Spatio-Temporal Attentive Fusion Unit for Effective Video Prediction

Singh B.; Singh D.; Kaushal R.; Reddy S.V.K.; Jaswanth B.S.; Chattopadhyay P.

doi:https://doi.org/10.1007/978-3-031-78456-9_5

Spatio-Temporal Attentive Fusion Unit for Effective Video Prediction

Authors

Singh B.; Singh D.; Kaushal R.; Reddy S.V.K.; Jaswanth B.S.; Chattopadhyay P.

Abstract

In recent years, Recurrent Neural Networks (RNNs) have been extensively used for video frame prediction. The use of attention in recurrent networks helps in better memory utilization and to date, only a few recent video frame prediction models have used attention to capture long-term motion information. Still, these methods fail to preserve the structural consistency resulting in blurry output and fading out of smaller objects. We propose a new RNN-based spatio-temporal prediction unit with attention termed Spatio-Temporal Attentive Fusion Unit (STAFU) that combines temporal motion information and spatial appearance information respectively through a temporal attention unit and a spatial attention unit to preserve long-term sequence information at high resolution.
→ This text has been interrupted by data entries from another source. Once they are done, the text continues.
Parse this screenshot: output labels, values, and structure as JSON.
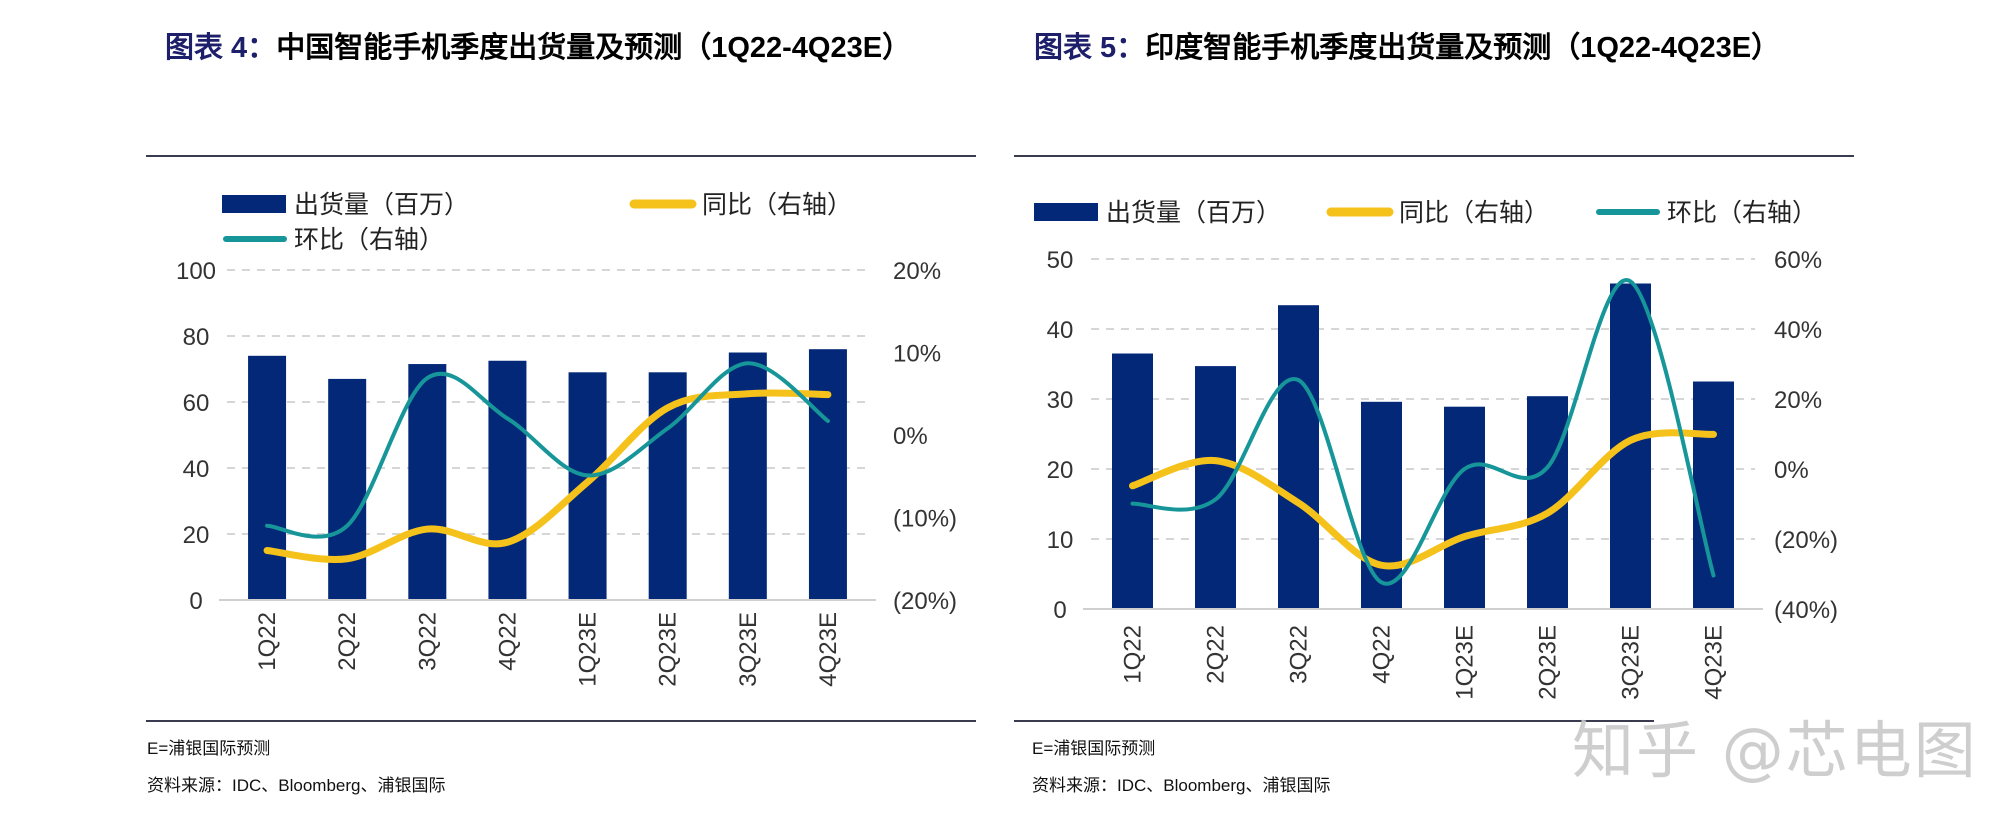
{
  "colors": {
    "bar": "#032878",
    "yoy": "#f5c21b",
    "qoq": "#17969a",
    "title_lead": "#1d1f6b"
  },
  "panels": [
    {
      "title_lead": "图表 4：",
      "title_rest": "中国智能手机季度出货量及预测（1Q22-4Q23E）",
      "note": "E=浦银国际预测",
      "source": "资料来源：IDC、Bloomberg、浦银国际"
    },
    {
      "title_lead": "图表 5：",
      "title_rest": "印度智能手机季度出货量及预测（1Q22-4Q23E）",
      "note": "E=浦银国际预测",
      "source": "资料来源：IDC、Bloomberg、浦银国际"
    }
  ],
  "watermark": "知乎 @芯电图",
  "chart_data": [
    {
      "type": "bar+line",
      "categories": [
        "1Q22",
        "2Q22",
        "3Q22",
        "4Q22",
        "1Q23E",
        "2Q23E",
        "3Q23E",
        "4Q23E"
      ],
      "series": [
        {
          "name": "出货量（百万）",
          "type": "bar",
          "axis": "left",
          "values": [
            74,
            67,
            71.5,
            72.5,
            69,
            69,
            75,
            76
          ]
        },
        {
          "name": "同比（右轴）",
          "type": "line",
          "axis": "right",
          "values": [
            -14,
            -15,
            -11.4,
            -13,
            -5.7,
            3.3,
            5,
            4.9
          ]
        },
        {
          "name": "环比（右轴）",
          "type": "line",
          "axis": "right",
          "values": [
            -11,
            -11,
            6.9,
            2,
            -4.9,
            0.8,
            8.7,
            1.7
          ]
        }
      ],
      "left_ticks": [
        "0",
        "20",
        "40",
        "60",
        "80",
        "100"
      ],
      "right_ticks": [
        "(20%)",
        "(10%)",
        "0%",
        "10%",
        "20%"
      ],
      "ylim": [
        0,
        100
      ],
      "y2lim": [
        -20,
        20
      ],
      "grid": true,
      "legend": "top"
    },
    {
      "type": "bar+line",
      "categories": [
        "1Q22",
        "2Q22",
        "3Q22",
        "4Q22",
        "1Q23E",
        "2Q23E",
        "3Q23E",
        "4Q23E"
      ],
      "series": [
        {
          "name": "出货量（百万）",
          "type": "bar",
          "axis": "left",
          "values": [
            36.5,
            34.7,
            43.4,
            29.6,
            28.9,
            30.4,
            46.5,
            32.5
          ]
        },
        {
          "name": "同比（右轴）",
          "type": "line",
          "axis": "right",
          "values": [
            -4.8,
            2.4,
            -9.7,
            -27.5,
            -19.3,
            -12.6,
            8.2,
            9.9
          ]
        },
        {
          "name": "环比（右轴）",
          "type": "line",
          "axis": "right",
          "values": [
            -9.9,
            -8.7,
            25.4,
            -32.4,
            0,
            0.5,
            53.6,
            -30.4
          ]
        }
      ],
      "left_ticks": [
        "0",
        "10",
        "20",
        "30",
        "40",
        "50"
      ],
      "right_ticks": [
        "(40%)",
        "(20%)",
        "0%",
        "20%",
        "40%",
        "60%"
      ],
      "ylim": [
        0,
        50
      ],
      "y2lim": [
        -40,
        60
      ],
      "grid": true,
      "legend": "top"
    }
  ]
}
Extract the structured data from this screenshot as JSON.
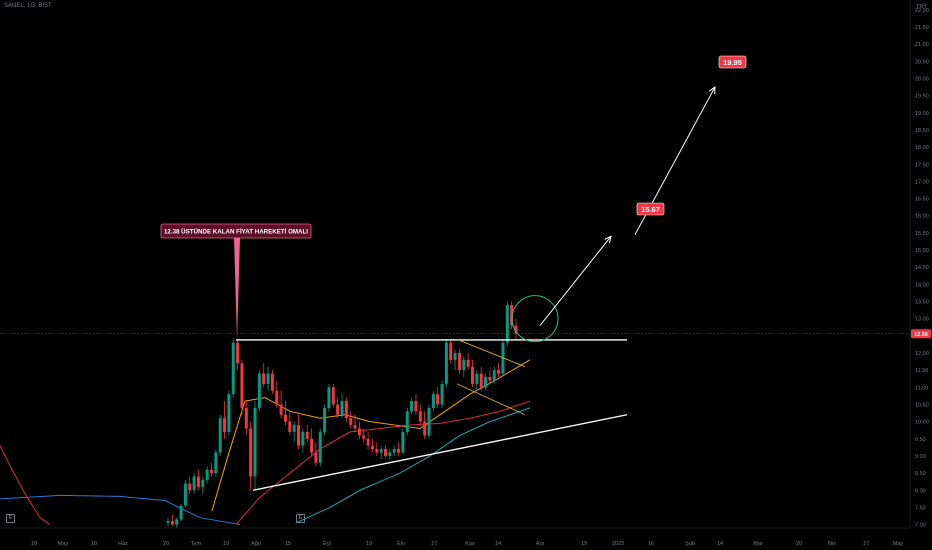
{
  "symbol_label": "SANEL, 1G, BIST",
  "currency": "TRY",
  "colors": {
    "background": "#000000",
    "axis_text": "#787b86",
    "candle_up": "#089981",
    "candle_down": "#f23645",
    "ma_short": "#f7a600",
    "ma_mid": "#e0294a",
    "ma_teal": "#1aa7b0",
    "ma_long": "#2b7bd6",
    "drawing": "#ffffff",
    "wedge": "#d9a62e",
    "circle": "#2bbf8f",
    "callout_bg": "#5c0f28",
    "callout_border": "#f06292",
    "target_bg": "#f23645",
    "price_line": "#f23645"
  },
  "chart_data": {
    "type": "candlestick",
    "y_axis": {
      "min": 6.9,
      "max": 22.2,
      "ticks": [
        "7.00",
        "7.50",
        "8.00",
        "8.50",
        "9.00",
        "9.50",
        "10.00",
        "10.50",
        "11.00",
        "11.50",
        "12.00",
        "12.50",
        "13.00",
        "13.50",
        "14.00",
        "14.50",
        "15.00",
        "15.50",
        "16.00",
        "16.50",
        "17.00",
        "17.50",
        "18.00",
        "18.50",
        "19.00",
        "19.50",
        "20.00",
        "20.50",
        "21.00",
        "21.50",
        "22.00"
      ]
    },
    "x_axis_labels": [
      "18",
      "May",
      "18",
      "Haz",
      "20",
      "Tem",
      "19",
      "Ağu",
      "15",
      "Eyl",
      "19",
      "Eki",
      "17",
      "Kas",
      "14",
      "Ara",
      "19",
      "2023",
      "16",
      "Şub",
      "14",
      "Mar",
      "20",
      "Nis",
      "17",
      "May"
    ],
    "last_price": "12.56",
    "callout_text": "12.38 ÜSTÜNDE KALAN FİYAT HAREKETİ OMALI",
    "targets": [
      "15.67",
      "19.95"
    ],
    "candles": [
      {
        "o": 7.05,
        "h": 7.2,
        "l": 6.95,
        "c": 7.1
      },
      {
        "o": 7.1,
        "h": 7.3,
        "l": 6.95,
        "c": 7.0
      },
      {
        "o": 7.0,
        "h": 7.2,
        "l": 6.92,
        "c": 7.15
      },
      {
        "o": 7.15,
        "h": 7.6,
        "l": 7.1,
        "c": 7.55
      },
      {
        "o": 7.55,
        "h": 8.3,
        "l": 7.5,
        "c": 8.2
      },
      {
        "o": 8.2,
        "h": 8.4,
        "l": 7.9,
        "c": 8.0
      },
      {
        "o": 8.0,
        "h": 8.5,
        "l": 7.9,
        "c": 8.4
      },
      {
        "o": 8.4,
        "h": 8.6,
        "l": 8.0,
        "c": 8.1
      },
      {
        "o": 8.1,
        "h": 8.4,
        "l": 7.9,
        "c": 8.3
      },
      {
        "o": 8.3,
        "h": 8.7,
        "l": 8.2,
        "c": 8.6
      },
      {
        "o": 8.6,
        "h": 8.8,
        "l": 8.4,
        "c": 8.5
      },
      {
        "o": 8.5,
        "h": 9.2,
        "l": 8.4,
        "c": 9.1
      },
      {
        "o": 9.1,
        "h": 10.2,
        "l": 9.0,
        "c": 10.1
      },
      {
        "o": 10.1,
        "h": 10.6,
        "l": 9.5,
        "c": 9.7
      },
      {
        "o": 9.7,
        "h": 10.9,
        "l": 9.6,
        "c": 10.8
      },
      {
        "o": 10.8,
        "h": 12.4,
        "l": 10.7,
        "c": 12.3
      },
      {
        "o": 12.3,
        "h": 12.4,
        "l": 11.5,
        "c": 11.7
      },
      {
        "o": 11.7,
        "h": 11.8,
        "l": 10.2,
        "c": 10.4
      },
      {
        "o": 10.4,
        "h": 10.6,
        "l": 9.6,
        "c": 9.8
      },
      {
        "o": 9.8,
        "h": 10.0,
        "l": 8.0,
        "c": 8.4
      },
      {
        "o": 8.4,
        "h": 10.6,
        "l": 8.0,
        "c": 10.4
      },
      {
        "o": 10.4,
        "h": 11.5,
        "l": 10.3,
        "c": 11.4
      },
      {
        "o": 11.4,
        "h": 11.7,
        "l": 11.0,
        "c": 11.1
      },
      {
        "o": 11.1,
        "h": 11.6,
        "l": 10.9,
        "c": 11.4
      },
      {
        "o": 11.4,
        "h": 11.5,
        "l": 10.8,
        "c": 10.9
      },
      {
        "o": 10.9,
        "h": 11.2,
        "l": 10.4,
        "c": 10.5
      },
      {
        "o": 10.5,
        "h": 10.9,
        "l": 10.1,
        "c": 10.2
      },
      {
        "o": 10.2,
        "h": 10.6,
        "l": 9.9,
        "c": 10.0
      },
      {
        "o": 10.0,
        "h": 10.3,
        "l": 9.6,
        "c": 9.7
      },
      {
        "o": 9.7,
        "h": 10.0,
        "l": 9.4,
        "c": 9.9
      },
      {
        "o": 9.9,
        "h": 10.2,
        "l": 9.2,
        "c": 9.3
      },
      {
        "o": 9.3,
        "h": 9.8,
        "l": 9.1,
        "c": 9.7
      },
      {
        "o": 9.7,
        "h": 9.9,
        "l": 9.4,
        "c": 9.5
      },
      {
        "o": 9.5,
        "h": 9.8,
        "l": 9.0,
        "c": 9.1
      },
      {
        "o": 9.1,
        "h": 9.4,
        "l": 8.7,
        "c": 8.8
      },
      {
        "o": 8.8,
        "h": 9.8,
        "l": 8.7,
        "c": 9.7
      },
      {
        "o": 9.7,
        "h": 10.5,
        "l": 9.6,
        "c": 10.4
      },
      {
        "o": 10.4,
        "h": 11.1,
        "l": 10.3,
        "c": 11.0
      },
      {
        "o": 11.0,
        "h": 11.1,
        "l": 10.4,
        "c": 10.5
      },
      {
        "o": 10.5,
        "h": 10.7,
        "l": 10.1,
        "c": 10.2
      },
      {
        "o": 10.2,
        "h": 10.8,
        "l": 10.1,
        "c": 10.6
      },
      {
        "o": 10.6,
        "h": 10.7,
        "l": 10.0,
        "c": 10.1
      },
      {
        "o": 10.1,
        "h": 10.3,
        "l": 9.8,
        "c": 9.9
      },
      {
        "o": 9.9,
        "h": 10.2,
        "l": 9.7,
        "c": 9.8
      },
      {
        "o": 9.8,
        "h": 10.0,
        "l": 9.5,
        "c": 9.6
      },
      {
        "o": 9.6,
        "h": 9.8,
        "l": 9.4,
        "c": 9.5
      },
      {
        "o": 9.5,
        "h": 9.7,
        "l": 9.2,
        "c": 9.3
      },
      {
        "o": 9.3,
        "h": 9.5,
        "l": 9.1,
        "c": 9.2
      },
      {
        "o": 9.2,
        "h": 9.4,
        "l": 9.0,
        "c": 9.1
      },
      {
        "o": 9.1,
        "h": 9.3,
        "l": 8.9,
        "c": 9.2
      },
      {
        "o": 9.2,
        "h": 9.3,
        "l": 8.95,
        "c": 9.0
      },
      {
        "o": 9.0,
        "h": 9.2,
        "l": 8.9,
        "c": 9.1
      },
      {
        "o": 9.1,
        "h": 9.3,
        "l": 9.0,
        "c": 9.2
      },
      {
        "o": 9.2,
        "h": 9.4,
        "l": 9.0,
        "c": 9.1
      },
      {
        "o": 9.1,
        "h": 9.8,
        "l": 9.05,
        "c": 9.7
      },
      {
        "o": 9.7,
        "h": 10.4,
        "l": 9.6,
        "c": 10.3
      },
      {
        "o": 10.3,
        "h": 10.7,
        "l": 10.2,
        "c": 10.6
      },
      {
        "o": 10.6,
        "h": 10.8,
        "l": 10.2,
        "c": 10.3
      },
      {
        "o": 10.3,
        "h": 10.5,
        "l": 9.9,
        "c": 10.0
      },
      {
        "o": 10.0,
        "h": 10.3,
        "l": 9.5,
        "c": 9.6
      },
      {
        "o": 9.6,
        "h": 10.5,
        "l": 9.5,
        "c": 10.4
      },
      {
        "o": 10.4,
        "h": 10.9,
        "l": 10.3,
        "c": 10.8
      },
      {
        "o": 10.8,
        "h": 11.0,
        "l": 10.4,
        "c": 10.5
      },
      {
        "o": 10.5,
        "h": 11.2,
        "l": 10.4,
        "c": 11.1
      },
      {
        "o": 11.1,
        "h": 12.4,
        "l": 11.0,
        "c": 12.3
      },
      {
        "o": 12.3,
        "h": 12.4,
        "l": 11.7,
        "c": 11.8
      },
      {
        "o": 11.8,
        "h": 12.1,
        "l": 11.5,
        "c": 12.0
      },
      {
        "o": 12.0,
        "h": 12.1,
        "l": 11.4,
        "c": 11.5
      },
      {
        "o": 11.5,
        "h": 11.9,
        "l": 11.3,
        "c": 11.8
      },
      {
        "o": 11.8,
        "h": 12.0,
        "l": 11.5,
        "c": 11.6
      },
      {
        "o": 11.6,
        "h": 11.8,
        "l": 11.0,
        "c": 11.1
      },
      {
        "o": 11.1,
        "h": 11.5,
        "l": 10.9,
        "c": 11.4
      },
      {
        "o": 11.4,
        "h": 11.6,
        "l": 10.9,
        "c": 11.0
      },
      {
        "o": 11.0,
        "h": 11.4,
        "l": 10.9,
        "c": 11.3
      },
      {
        "o": 11.3,
        "h": 11.5,
        "l": 11.1,
        "c": 11.2
      },
      {
        "o": 11.2,
        "h": 11.6,
        "l": 11.1,
        "c": 11.5
      },
      {
        "o": 11.5,
        "h": 11.7,
        "l": 11.3,
        "c": 11.4
      },
      {
        "o": 11.4,
        "h": 12.4,
        "l": 11.35,
        "c": 12.3
      },
      {
        "o": 12.3,
        "h": 13.5,
        "l": 12.2,
        "c": 13.4
      },
      {
        "o": 13.4,
        "h": 13.5,
        "l": 12.7,
        "c": 12.8
      },
      {
        "o": 12.8,
        "h": 13.0,
        "l": 12.4,
        "c": 12.56
      }
    ]
  }
}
The outputs from the two attention units are next aggregated through a hybrid aggregation unit with a wide receptive field for both the spatial and temporal features, which causes high-quality video prediction. The above units are embedded within a GAN framework that is trained in an end-to-end fashion. Our approach has been evaluated on three public datasets, namely Moving-MNIST, KTH-Action, and ETHZ, and interesting results have been obtained. A comparative study with other recent models shows that, on average, our model performs better and more consistently than the others in terms of the different metrics, namely MSE, MAE, SSIM, PSNR, and LPIPS. © The Author(s), under exclusive license to Springer Nature Switzerland AG 2025.